Major League Soccer introducing relegation to its structure would increase the competitiveness of the league and the United States national team, U.S. coach Jurgen Klinsmann told German paper Rheinische Post.
MLS has been a closed shop ever since its introduction some 20 years ago, unlike the majority of domestic competitions around the world which are not franchise-based. The ownership model allows investors to buy into the league, which has a regular season and playoffs, but no relegation system.
The German-born Klinsmann, who began his career in his home country's Bundesliga, told the paper that adapting the common system of relegation could work wonders for the U.S. team, and also add an extra thrill for spectators.
The former Stuttgart striker cited the example of his old club successfully battling against relegation in the Bundesliga season just ended.

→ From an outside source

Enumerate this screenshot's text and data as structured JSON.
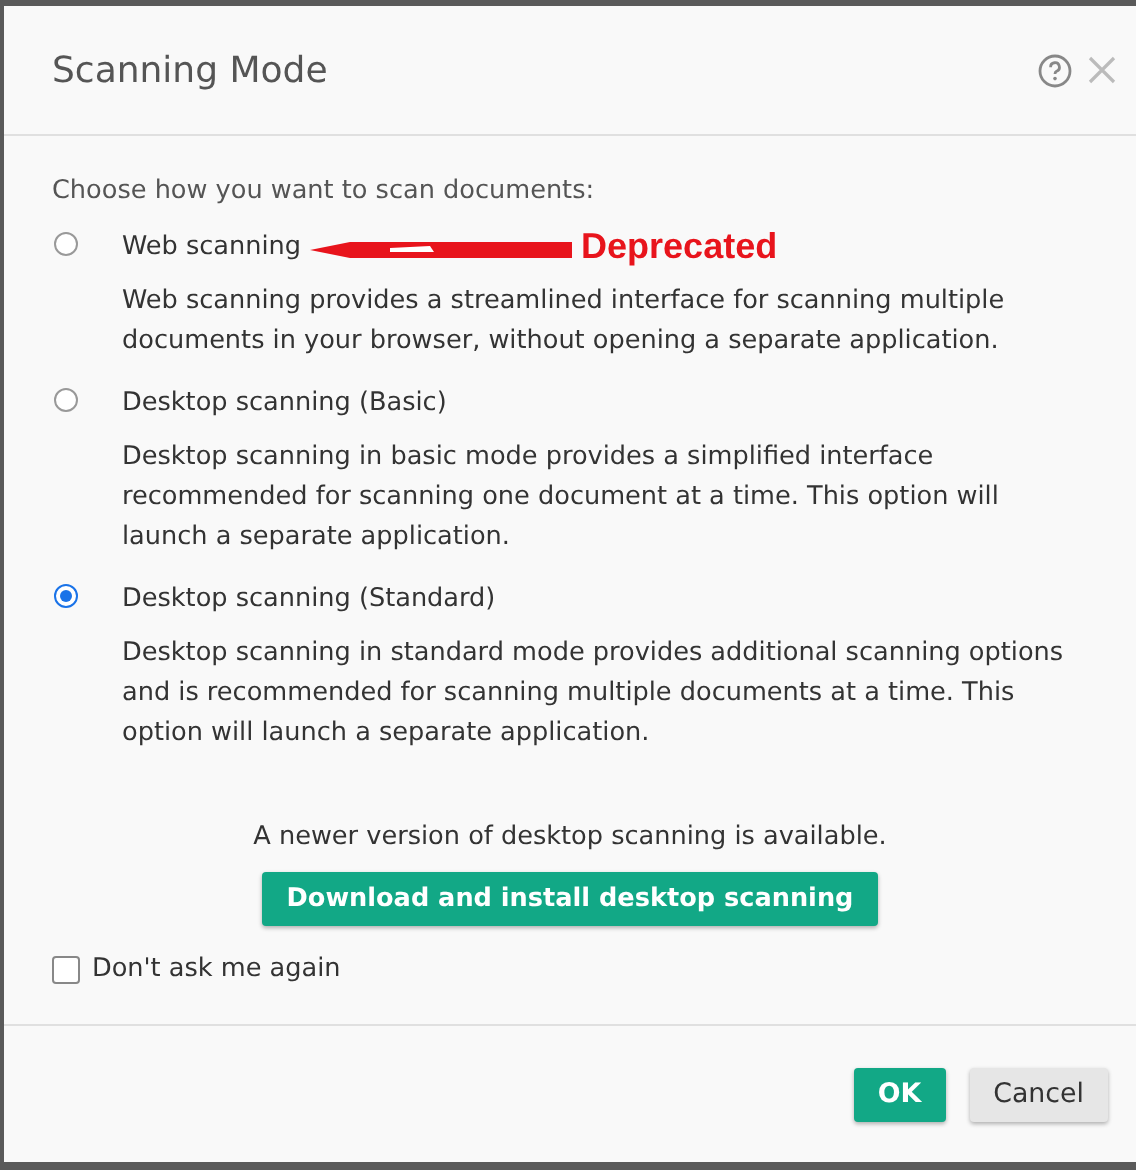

"I got up at half-past six in the morning to see their [final] match [of the season] in Paderborn," Klinsmann said. "That clubs like Stuttgart were down there, shows how close the Bundesliga is, how much quality it has.
"This thrill of the relegation battle is non-existent in the U.S. league. The risk for club investors to all of a sudden play in the second league would be too high. But the sporting side would benefit from it. Our players from Europe know that. That furthers our national team. Something is at stake week in, week out. Be it at the top or at the bottom, you always have to perform."